Il minimo comun denominatore delle due posizioni sta a mio parere nella stretta interdipendenza tra natura del mezzo e produzione di linguaggi, poiché se da una parte il web dà la possibilità di moltiplicare gli spazi di discussione, e dunque di allargare potenzialmente la sfera del sapere e il numero delle persone che vi possono partecipare attivamente (permettendo anche la nascita di quella nuova critica militante di cui parla Dario Voltolini alla fine dell’articolo), dall’altra esso può effettivamente favorire la diffusione di forme di scrittura più facilmente “normalizzabili”.
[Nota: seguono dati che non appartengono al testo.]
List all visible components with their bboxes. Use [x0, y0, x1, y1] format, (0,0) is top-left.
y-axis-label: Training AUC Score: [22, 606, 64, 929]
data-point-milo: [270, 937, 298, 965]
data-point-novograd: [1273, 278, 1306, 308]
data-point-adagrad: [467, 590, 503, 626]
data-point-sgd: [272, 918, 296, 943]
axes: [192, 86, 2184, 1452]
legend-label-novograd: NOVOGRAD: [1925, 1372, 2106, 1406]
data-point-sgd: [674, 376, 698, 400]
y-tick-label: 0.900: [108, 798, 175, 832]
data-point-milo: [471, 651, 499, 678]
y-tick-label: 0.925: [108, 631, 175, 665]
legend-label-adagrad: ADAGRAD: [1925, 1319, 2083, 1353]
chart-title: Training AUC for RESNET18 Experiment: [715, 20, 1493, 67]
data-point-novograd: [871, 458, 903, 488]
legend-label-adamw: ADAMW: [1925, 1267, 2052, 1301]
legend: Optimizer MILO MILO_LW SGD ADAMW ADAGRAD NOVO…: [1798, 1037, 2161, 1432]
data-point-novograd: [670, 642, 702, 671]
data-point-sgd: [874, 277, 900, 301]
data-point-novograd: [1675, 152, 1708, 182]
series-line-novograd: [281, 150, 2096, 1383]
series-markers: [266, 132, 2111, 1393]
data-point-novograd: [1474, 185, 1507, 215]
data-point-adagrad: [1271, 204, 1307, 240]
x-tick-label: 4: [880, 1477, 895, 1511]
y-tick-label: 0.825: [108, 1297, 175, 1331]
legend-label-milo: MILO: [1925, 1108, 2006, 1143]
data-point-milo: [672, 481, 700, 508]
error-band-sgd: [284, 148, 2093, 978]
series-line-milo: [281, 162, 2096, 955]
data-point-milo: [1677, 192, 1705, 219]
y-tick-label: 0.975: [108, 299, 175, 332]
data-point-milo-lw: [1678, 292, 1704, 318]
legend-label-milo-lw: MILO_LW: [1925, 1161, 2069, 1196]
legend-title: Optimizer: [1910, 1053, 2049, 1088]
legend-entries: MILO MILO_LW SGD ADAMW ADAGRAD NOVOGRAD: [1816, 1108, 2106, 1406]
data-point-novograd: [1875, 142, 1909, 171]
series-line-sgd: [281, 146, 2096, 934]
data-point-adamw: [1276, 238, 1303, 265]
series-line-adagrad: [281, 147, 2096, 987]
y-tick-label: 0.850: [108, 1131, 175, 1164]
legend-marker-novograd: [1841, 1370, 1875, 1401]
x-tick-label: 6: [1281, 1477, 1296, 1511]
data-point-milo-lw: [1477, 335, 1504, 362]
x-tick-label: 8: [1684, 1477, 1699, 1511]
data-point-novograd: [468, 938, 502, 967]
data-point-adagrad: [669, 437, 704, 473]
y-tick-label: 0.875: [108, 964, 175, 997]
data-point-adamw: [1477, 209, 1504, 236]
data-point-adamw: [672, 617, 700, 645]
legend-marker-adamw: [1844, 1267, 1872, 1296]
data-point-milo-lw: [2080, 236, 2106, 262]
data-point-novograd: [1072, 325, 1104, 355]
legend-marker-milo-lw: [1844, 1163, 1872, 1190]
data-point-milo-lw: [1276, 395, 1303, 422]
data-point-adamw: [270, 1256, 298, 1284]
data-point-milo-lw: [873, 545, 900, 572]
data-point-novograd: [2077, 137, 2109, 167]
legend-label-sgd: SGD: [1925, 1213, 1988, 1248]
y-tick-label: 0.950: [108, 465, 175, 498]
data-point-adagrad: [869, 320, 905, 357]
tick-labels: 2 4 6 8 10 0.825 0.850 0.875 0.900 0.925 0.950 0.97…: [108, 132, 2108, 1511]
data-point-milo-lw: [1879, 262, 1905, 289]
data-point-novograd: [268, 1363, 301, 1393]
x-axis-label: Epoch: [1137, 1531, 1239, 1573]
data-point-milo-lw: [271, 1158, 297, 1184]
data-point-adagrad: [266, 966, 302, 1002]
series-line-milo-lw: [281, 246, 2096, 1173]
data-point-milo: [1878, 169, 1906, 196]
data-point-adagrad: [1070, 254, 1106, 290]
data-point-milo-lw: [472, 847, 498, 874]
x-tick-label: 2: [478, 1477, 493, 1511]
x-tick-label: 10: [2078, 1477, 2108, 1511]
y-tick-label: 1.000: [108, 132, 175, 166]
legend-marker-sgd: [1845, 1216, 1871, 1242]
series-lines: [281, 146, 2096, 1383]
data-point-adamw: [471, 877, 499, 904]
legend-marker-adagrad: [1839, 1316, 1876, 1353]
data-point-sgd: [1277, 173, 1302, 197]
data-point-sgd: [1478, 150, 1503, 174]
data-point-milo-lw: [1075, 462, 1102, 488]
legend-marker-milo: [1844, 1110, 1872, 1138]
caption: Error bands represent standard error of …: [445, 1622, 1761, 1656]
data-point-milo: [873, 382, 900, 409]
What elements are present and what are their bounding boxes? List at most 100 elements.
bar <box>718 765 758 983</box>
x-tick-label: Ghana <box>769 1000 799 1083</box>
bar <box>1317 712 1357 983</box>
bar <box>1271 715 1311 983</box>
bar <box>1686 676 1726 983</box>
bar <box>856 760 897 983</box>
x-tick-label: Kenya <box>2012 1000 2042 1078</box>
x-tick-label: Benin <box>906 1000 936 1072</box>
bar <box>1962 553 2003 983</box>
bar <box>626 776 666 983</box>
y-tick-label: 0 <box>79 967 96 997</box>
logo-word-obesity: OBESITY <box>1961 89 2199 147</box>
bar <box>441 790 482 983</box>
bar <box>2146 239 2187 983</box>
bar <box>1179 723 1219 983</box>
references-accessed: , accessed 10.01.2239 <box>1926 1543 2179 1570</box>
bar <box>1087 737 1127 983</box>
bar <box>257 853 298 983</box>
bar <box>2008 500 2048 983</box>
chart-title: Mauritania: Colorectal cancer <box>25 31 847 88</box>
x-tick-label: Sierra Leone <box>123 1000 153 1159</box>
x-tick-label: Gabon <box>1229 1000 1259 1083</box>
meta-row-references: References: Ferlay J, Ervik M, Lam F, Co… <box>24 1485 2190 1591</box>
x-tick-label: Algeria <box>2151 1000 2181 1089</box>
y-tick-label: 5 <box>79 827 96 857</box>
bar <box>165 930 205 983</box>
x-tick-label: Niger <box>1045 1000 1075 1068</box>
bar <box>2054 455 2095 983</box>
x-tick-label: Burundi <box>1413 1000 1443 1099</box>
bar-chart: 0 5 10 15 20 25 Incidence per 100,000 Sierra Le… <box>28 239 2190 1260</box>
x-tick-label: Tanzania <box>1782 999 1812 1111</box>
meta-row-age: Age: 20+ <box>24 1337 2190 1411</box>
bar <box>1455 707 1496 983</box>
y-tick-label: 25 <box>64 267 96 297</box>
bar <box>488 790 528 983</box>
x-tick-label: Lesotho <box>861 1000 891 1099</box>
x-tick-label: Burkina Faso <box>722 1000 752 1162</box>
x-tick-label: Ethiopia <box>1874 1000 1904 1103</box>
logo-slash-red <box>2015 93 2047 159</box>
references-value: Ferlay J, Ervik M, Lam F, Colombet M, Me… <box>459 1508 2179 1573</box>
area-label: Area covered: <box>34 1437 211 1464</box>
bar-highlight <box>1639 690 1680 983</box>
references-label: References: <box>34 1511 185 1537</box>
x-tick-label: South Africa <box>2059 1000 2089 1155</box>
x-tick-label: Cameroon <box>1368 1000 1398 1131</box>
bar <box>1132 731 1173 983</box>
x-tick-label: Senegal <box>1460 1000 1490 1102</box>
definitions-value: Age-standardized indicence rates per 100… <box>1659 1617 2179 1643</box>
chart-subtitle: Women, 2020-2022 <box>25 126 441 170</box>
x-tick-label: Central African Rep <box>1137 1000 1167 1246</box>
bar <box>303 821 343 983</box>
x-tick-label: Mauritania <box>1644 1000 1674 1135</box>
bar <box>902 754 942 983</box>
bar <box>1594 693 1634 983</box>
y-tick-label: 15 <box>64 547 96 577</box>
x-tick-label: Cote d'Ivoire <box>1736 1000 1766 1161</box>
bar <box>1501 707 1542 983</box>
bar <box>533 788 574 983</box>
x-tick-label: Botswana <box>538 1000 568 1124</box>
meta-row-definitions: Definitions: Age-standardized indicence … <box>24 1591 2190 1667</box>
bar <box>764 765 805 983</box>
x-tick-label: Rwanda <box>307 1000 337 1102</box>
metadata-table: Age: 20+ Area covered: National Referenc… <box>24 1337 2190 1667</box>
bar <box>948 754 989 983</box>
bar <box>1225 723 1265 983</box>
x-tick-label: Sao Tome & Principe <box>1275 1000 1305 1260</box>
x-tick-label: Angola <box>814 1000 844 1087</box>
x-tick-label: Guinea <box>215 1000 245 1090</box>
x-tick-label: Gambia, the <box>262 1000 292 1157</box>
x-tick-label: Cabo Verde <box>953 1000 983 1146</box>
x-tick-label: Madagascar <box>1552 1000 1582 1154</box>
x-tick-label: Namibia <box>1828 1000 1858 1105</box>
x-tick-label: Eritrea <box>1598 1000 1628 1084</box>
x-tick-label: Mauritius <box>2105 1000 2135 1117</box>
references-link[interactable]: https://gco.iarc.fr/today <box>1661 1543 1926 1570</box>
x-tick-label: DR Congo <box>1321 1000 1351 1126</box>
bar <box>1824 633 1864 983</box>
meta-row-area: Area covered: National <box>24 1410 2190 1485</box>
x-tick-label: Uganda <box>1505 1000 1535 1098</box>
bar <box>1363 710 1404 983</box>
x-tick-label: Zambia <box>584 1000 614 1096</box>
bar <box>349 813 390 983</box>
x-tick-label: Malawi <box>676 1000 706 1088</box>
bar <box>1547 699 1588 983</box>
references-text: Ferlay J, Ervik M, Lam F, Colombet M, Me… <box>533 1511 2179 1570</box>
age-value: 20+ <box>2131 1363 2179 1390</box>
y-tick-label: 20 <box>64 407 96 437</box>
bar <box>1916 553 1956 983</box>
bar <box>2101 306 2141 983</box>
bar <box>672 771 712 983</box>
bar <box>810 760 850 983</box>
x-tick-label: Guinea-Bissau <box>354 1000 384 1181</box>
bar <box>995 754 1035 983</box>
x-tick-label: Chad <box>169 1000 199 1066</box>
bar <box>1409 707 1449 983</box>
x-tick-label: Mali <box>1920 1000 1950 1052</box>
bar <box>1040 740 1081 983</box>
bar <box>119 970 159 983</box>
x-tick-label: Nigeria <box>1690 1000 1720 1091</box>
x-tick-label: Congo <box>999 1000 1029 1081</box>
Per questo io sarei più portato a usare il termine scrittura (o ancor meglio scritture) in luogo di letteratura. Da un punto di vista strettamente stilistico il web può infatti essere un’ottima palestra di scrittura, di confronto (laddove vi sia però sempre un’adeguata attività “promozionale”, che permetta al blogger di turno di avere visibilità e dunque feedback), ma la sua influenza sulla letteratura (intesa come corpus di opere riconosciute da critica e pubblico) mi sembra si limiti per adesso ad alcuni sporadici casi “di tendenza”. Sicuramente il web influirà sulla velocità di scrittura, così come accade con gli sms dei telefonini, ma bisognerà capire quali sono gli effetti di queste modalità (che per molti è barbarie e perdita della lingua) quando precipitano fuori della rete (del mezzo specifico).
Mi sembrerebbe invece più prolifico un discorso sulle dinamiche della scrittura collettiva (le scritture – penso ad esempio all’esperimento del SIC o ai collettivi come Luther Blisset e Wu Ming), dove il mezzo in-forma realmente un modo di fare letteratura autonoma e originale, a differenza dell’esempio del blog che si riversa sulla pagina, che per quanto rappresenti una forma di letteratura direttamente derivata da internet, si presenta molto simile per dinamiche e struttura alla precedente produzione diaristica.